Lavrov’s comments come a day after diplomatic sources suggested the European Union was likely to impose travel bans and asset freezes — possibly within weeks — on allies of Russian President Vladimir Putin.
“We do not want to be isolated from international life, but we must be ready for this. If you want peace, then you should prepare for war,” Lavrov said.
Putin spokesman Dmitry Peskov added at a meeting with reporters on February 12 that Moscow had to be ready to provide replacement elements for anything in its vital infrastructure if foreign sanctions called for it.
The 44-year-old Navalny, Putin’s top critic, was arrested on January 17 after returning to Russia from Germany, where he was treated for a nerve-agent poisoning that he says was ordered by Putin, which the Kremlin has denied.
The detention sparked outrage across the country, with tens of thousands of Russians taking to the streets in rallies. Police, in turn, cracked down harshly on the demonstrations, putting many of Navalny’s allies behind bars for the actions, and then detaining thousands more — sometimes violently — as they gathered.
It also prompted condemnation from the United States and the European Union and demands for Navalny’s immediate release and proper investigations into his poisoning in August last year.
In the past week, Russia has expelled several diplomats from EU countries after the Kremlin accused them of participating in the protests.

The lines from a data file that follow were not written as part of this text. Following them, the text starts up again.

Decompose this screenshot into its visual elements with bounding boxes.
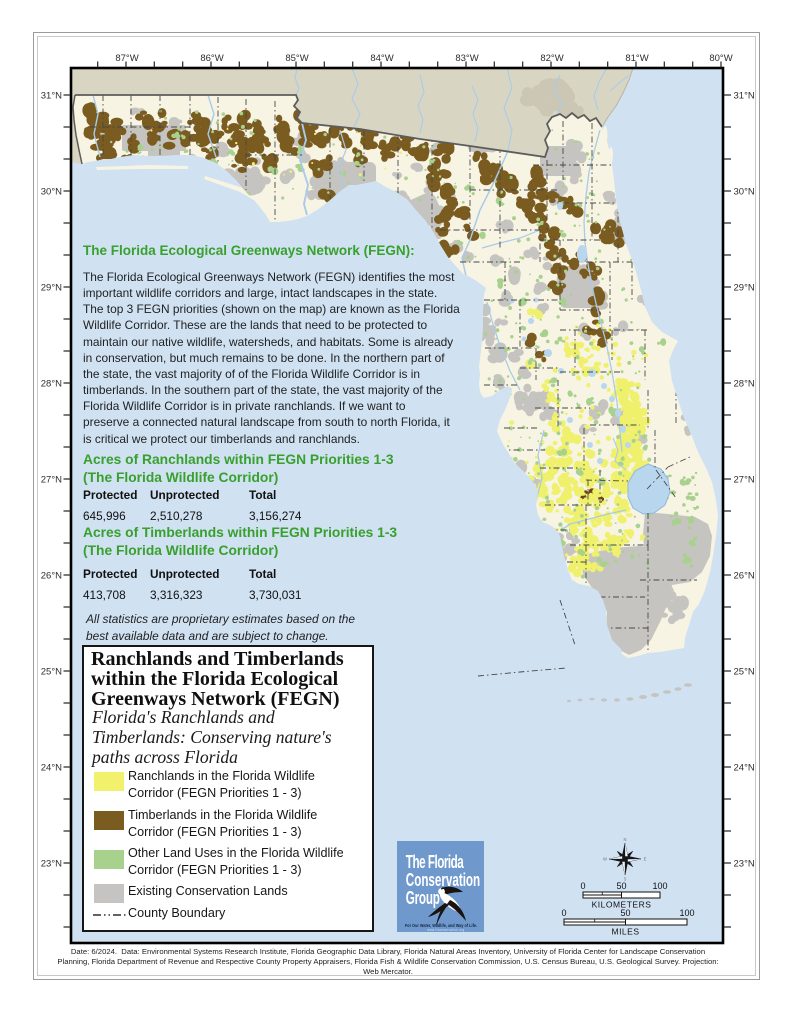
svg-text:85°W: 85°W (285, 53, 308, 64)
svg-text:26°N: 26°N (41, 570, 62, 581)
svg-text:27°N: 27°N (41, 474, 62, 485)
svg-text:25°N: 25°N (734, 666, 755, 677)
svg-text:31°N: 31°N (734, 90, 755, 101)
svg-text:28°N: 28°N (734, 378, 755, 389)
svg-text:W: W (603, 856, 607, 861)
svg-text:The Florida: The Florida (406, 852, 464, 872)
svg-text:0: 0 (561, 908, 566, 918)
svg-text:100: 100 (652, 881, 667, 891)
svg-text:www.flconservation.org: www.flconservation.org (427, 928, 464, 932)
svg-text:23°N: 23°N (734, 858, 755, 869)
svg-text:0: 0 (580, 881, 585, 891)
svg-text:83°W: 83°W (455, 53, 478, 64)
svg-text:86°W: 86°W (200, 53, 223, 64)
svg-text:MILES: MILES (611, 927, 639, 937)
svg-text:KILOMETERS: KILOMETERS (592, 900, 652, 910)
svg-text:Conservation: Conservation (406, 870, 480, 890)
svg-text:50: 50 (620, 908, 630, 918)
svg-text:100: 100 (679, 908, 694, 918)
svg-text:23°N: 23°N (41, 858, 62, 869)
svg-text:24°N: 24°N (41, 762, 62, 773)
svg-text:82°W: 82°W (540, 53, 563, 64)
svg-text:Group: Group (406, 888, 440, 908)
svg-text:29°N: 29°N (734, 282, 755, 293)
svg-text:50: 50 (616, 881, 626, 891)
svg-text:S: S (624, 877, 627, 882)
svg-text:27°N: 27°N (734, 474, 755, 485)
svg-text:28°N: 28°N (41, 378, 62, 389)
svg-text:30°N: 30°N (734, 186, 755, 197)
svg-text:81°W: 81°W (625, 53, 648, 64)
svg-text:N: N (623, 837, 626, 842)
svg-text:For Our Water, Wildlife, and W: For Our Water, Wildlife, and Way of Life… (405, 923, 477, 929)
svg-text:31°N: 31°N (41, 90, 62, 101)
svg-text:87°W: 87°W (115, 53, 138, 64)
svg-text:29°N: 29°N (41, 282, 62, 293)
svg-text:30°N: 30°N (41, 186, 62, 197)
svg-text:25°N: 25°N (41, 666, 62, 677)
svg-text:80°W: 80°W (709, 53, 732, 64)
svg-text:26°N: 26°N (734, 570, 755, 581)
svg-text:84°W: 84°W (370, 53, 393, 64)
svg-text:24°N: 24°N (734, 762, 755, 773)
svg-text:E: E (644, 856, 647, 861)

The moves have been matched tit-for-tat by Sweden, Poland, and Germany, which have told Russian diplomats to pack their bags and head home.
The two sides were already at odds over Russia’s 2014 annexation of the Ukrainian region of Crimea and its support for separatist formations waging a war against Kyiv in parts of eastern Ukraine, the EU’s rejection of a disputed presidential election in Belarus and criticism of a brutal crackdown by the government of strongman Alyaksandr Lukashenka, and other issues.
Germany’s Foreign Ministry called Lavrov’s comments on February 12 ” really disconcerting and incomprehensible.”
Moscow has accused the West of hysteria and double standards over Navalny and has accused the United States and others as meddling in Russia’s internal affairs.
Lavrov pushed that theme in the February 12 interview, saying the threats weren’t about Navalny, but a broader course “coordinated by the entire collective West, which goes beyond mere deterrence of Russia and evolves into an aggressive deterrence of Russia.”
“They don’t like us because we have our own idea of what’s going on in the world,” he said.
Jailed anti-corruption campaigner Navalny was back in court on February 12 for his latest legal battle.
Navalny is accused of slandering a World War II veteran who took part in a promotional video in support of last year’s constitutional amendments that cleared the way for Putin to run for two more terms in office after 2024, if he wants.
Meanwhile, Navalny’s wife, Yulia Navalnaya, flew from Moscow to Frankfurt in a sign that — following her brief detention recently — she might be concerned for her safety amid a sweeping crackdown in Russia on Navalny allies.
German magazine Der Spiegel, citing sources, reported Navalnaya arrived in the country for “private” matters.
A court in Moscow on February 10 ordered the arrest of Leonid Volkov, an exiled ally of Navalny’s, in a move seen as part of an effort by authorities to squelch demonstrations demanding the release of Navalny.
Russian security agents — including one allegedly linked to Navalny’s poisoning — tailed another Kremlin critic, Vladimir Kara-Murza, in the days and weeks before his two near-fatal poisoning illnesses, investigative group Bellingcat said this week in a new report.
Kara-Murza, who lives in suburban Washington, has built strong alliances with senior U.S. lawmakers, believes he was targeted for his support for the U.S. Magnitsky Act, a 2012 law targeting alleged Russian human-rights abusers with sanctions.